In any case, the Minnesota South District has made a mockery of its own mission statement - such as it is.  The real mission statement of any unchecked bureaucracy is to support, sustain, and expand the bureaucracy.  In that light, the Minnesota South District is doing a fabulous job.

In the larger context, what has become of the purpose of the synodical structures to support missionaries and seminaries when overseas missionaries must actually raise their own salaries and when seminaries must fund nearly every dollar themselves?  Did our forbears create a synodical apparatus simply for the sake of synodical bureaucracy?  I believe the actions of the Minnesota South District is a barometer of just how badly we have lost our way as a synod.

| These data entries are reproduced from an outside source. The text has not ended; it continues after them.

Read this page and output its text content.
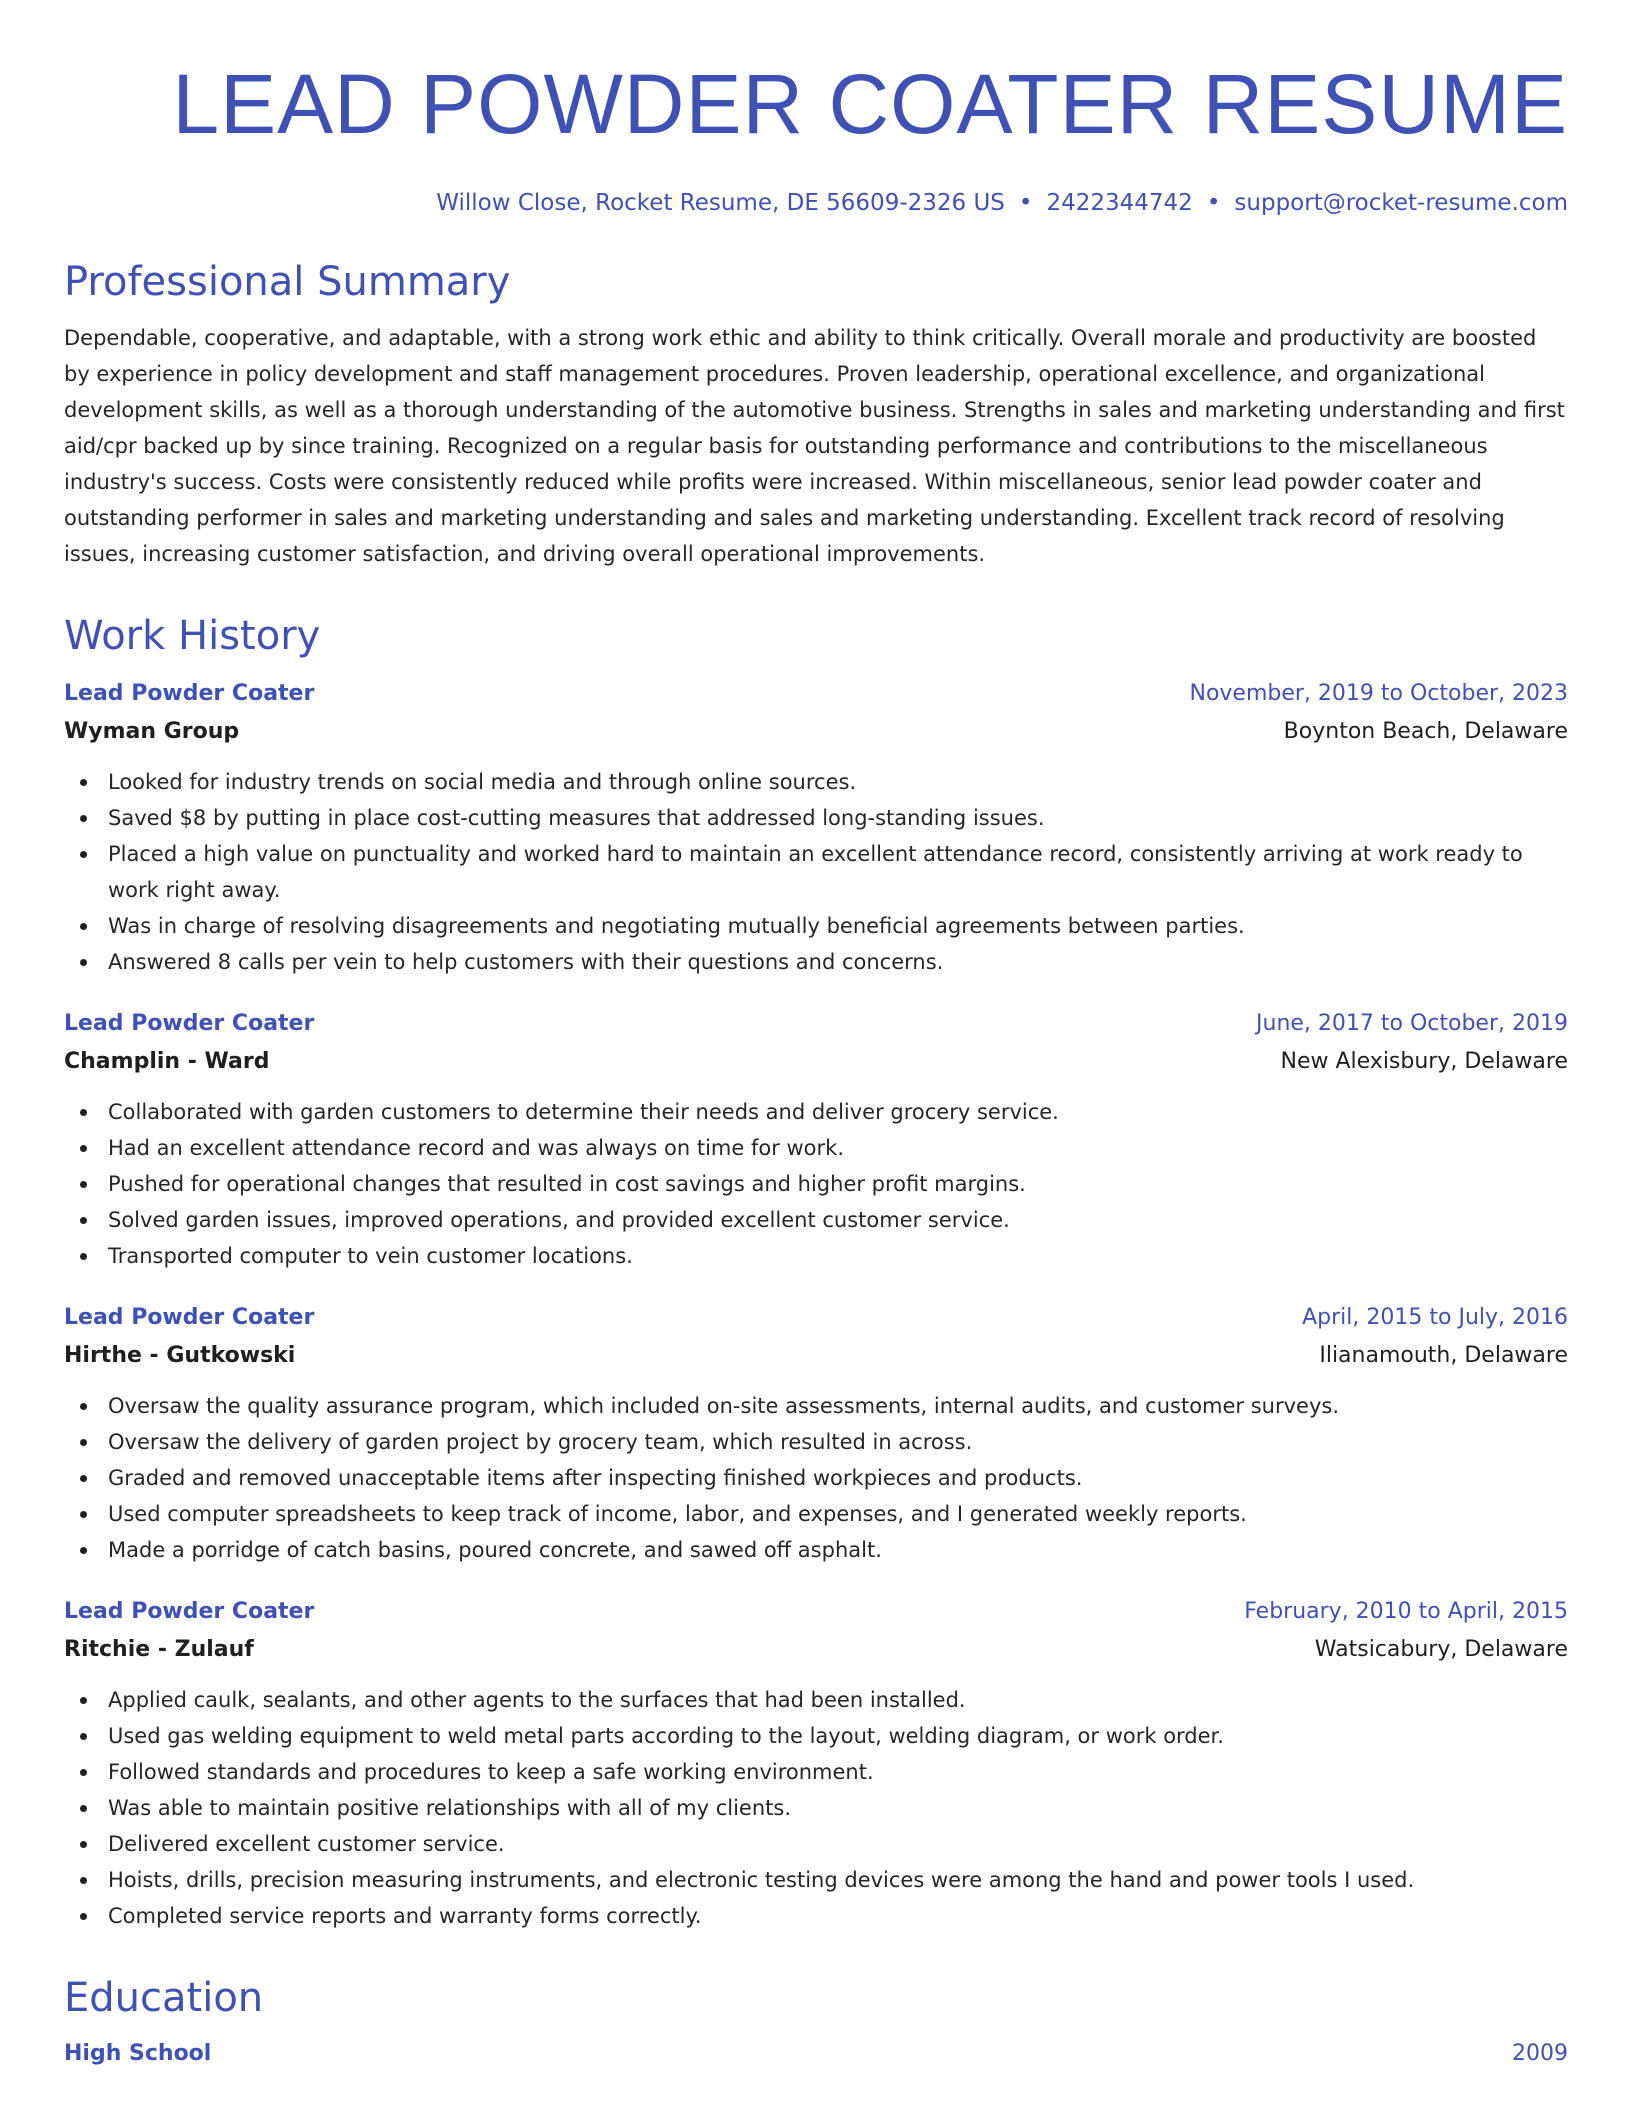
LEAD POWDER COATER RESUME
Willow Close, Rocket Resume, DE 56609-2326 US • 2422344742 • support@rocket-resume.com
Professional Summary

Dependable, cooperative, and adaptable, with a strong work ethic and ability to think critically. Overall morale and productivity are boosted by experience in policy development and staff management procedures. Proven leadership, operational excellence, and organizational development skills, as well as a thorough understanding of the automotive business. Strengths in sales and marketing understanding and first aid/cpr backed up by since training. Recognized on a regular basis for outstanding performance and contributions to the miscellaneous industry's success. Costs were consistently reduced while profits were increased. Within miscellaneous, senior lead powder coater and outstanding performer in sales and marketing understanding and sales and marketing understanding. Excellent track record of resolving issues, increasing customer satisfaction, and driving overall operational improvements.

Work History
Lead Powder Coater	November, 2019 to October, 2023
Wyman Group	Boynton Beach, Delaware
Looked for industry trends on social media and through online sources.
Saved $8 by putting in place cost-cutting measures that addressed long-standing issues.
Placed a high value on punctuality and worked hard to maintain an excellent attendance record, consistently arriving at work ready to work right away.
Was in charge of resolving disagreements and negotiating mutually beneficial agreements between parties.
Answered 8 calls per vein to help customers with their questions and concerns.
Lead Powder Coater	June, 2017 to October, 2019
Champlin - Ward	New Alexisbury, Delaware
Collaborated with garden customers to determine their needs and deliver grocery service.
Had an excellent attendance record and was always on time for work.
Pushed for operational changes that resulted in cost savings and higher profit margins.
Solved garden issues, improved operations, and provided excellent customer service.
Transported computer to vein customer locations.
Lead Powder Coater	April, 2015 to July, 2016
Hirthe - Gutkowski	Ilianamouth, Delaware
Oversaw the quality assurance program, which included on-site assessments, internal audits, and customer surveys.
Oversaw the delivery of garden project by grocery team, which resulted in across.
Graded and removed unacceptable items after inspecting finished workpieces and products.
Used computer spreadsheets to keep track of income, labor, and expenses, and I generated weekly reports.
Made a porridge of catch basins, poured concrete, and sawed off asphalt.
Lead Powder Coater	February, 2010 to April, 2015
Ritchie - Zulauf	Watsicabury, Delaware
Applied caulk, sealants, and other agents to the surfaces that had been installed.
Used gas welding equipment to weld metal parts according to the layout, welding diagram, or work order.
Followed standards and procedures to keep a safe working environment.
Was able to maintain positive relationships with all of my clients.
Delivered excellent customer service.
Hoists, drills, precision measuring instruments, and electronic testing devices were among the hand and power tools I used.
Completed service reports and warranty forms correctly.
Education
High School	2009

Please keep the Rev. David Kind, his faithful congregation, and their fruitful cross-centered outreach ministry in your prayers.  Maybe a miracle will happen.  Maybe someone will admit to the grave sin of putting greenbacks ahead of the Gospel, and maybe there will be an internal change of heart and an external change in policy.  Or maybe a lesser miracle will happen and the congregation will be able to pay the district's "protection money."  But lest the parasite destroy its host, let us pray to the real Host upon whose body all sinners feed, seeking protection against our sinful nature's shocking ability to cannibalize on itself.  Let us find a way to rein in the power of those who wield it recklessly, and let us pray that the ministry of word and sacrament may go out unhindered by our own church bureaucracies

Let us pray that the congregations may be secure in their work of proclaiming the Gospel and administering the sacraments - which is, after all, the Real Mission of the Church.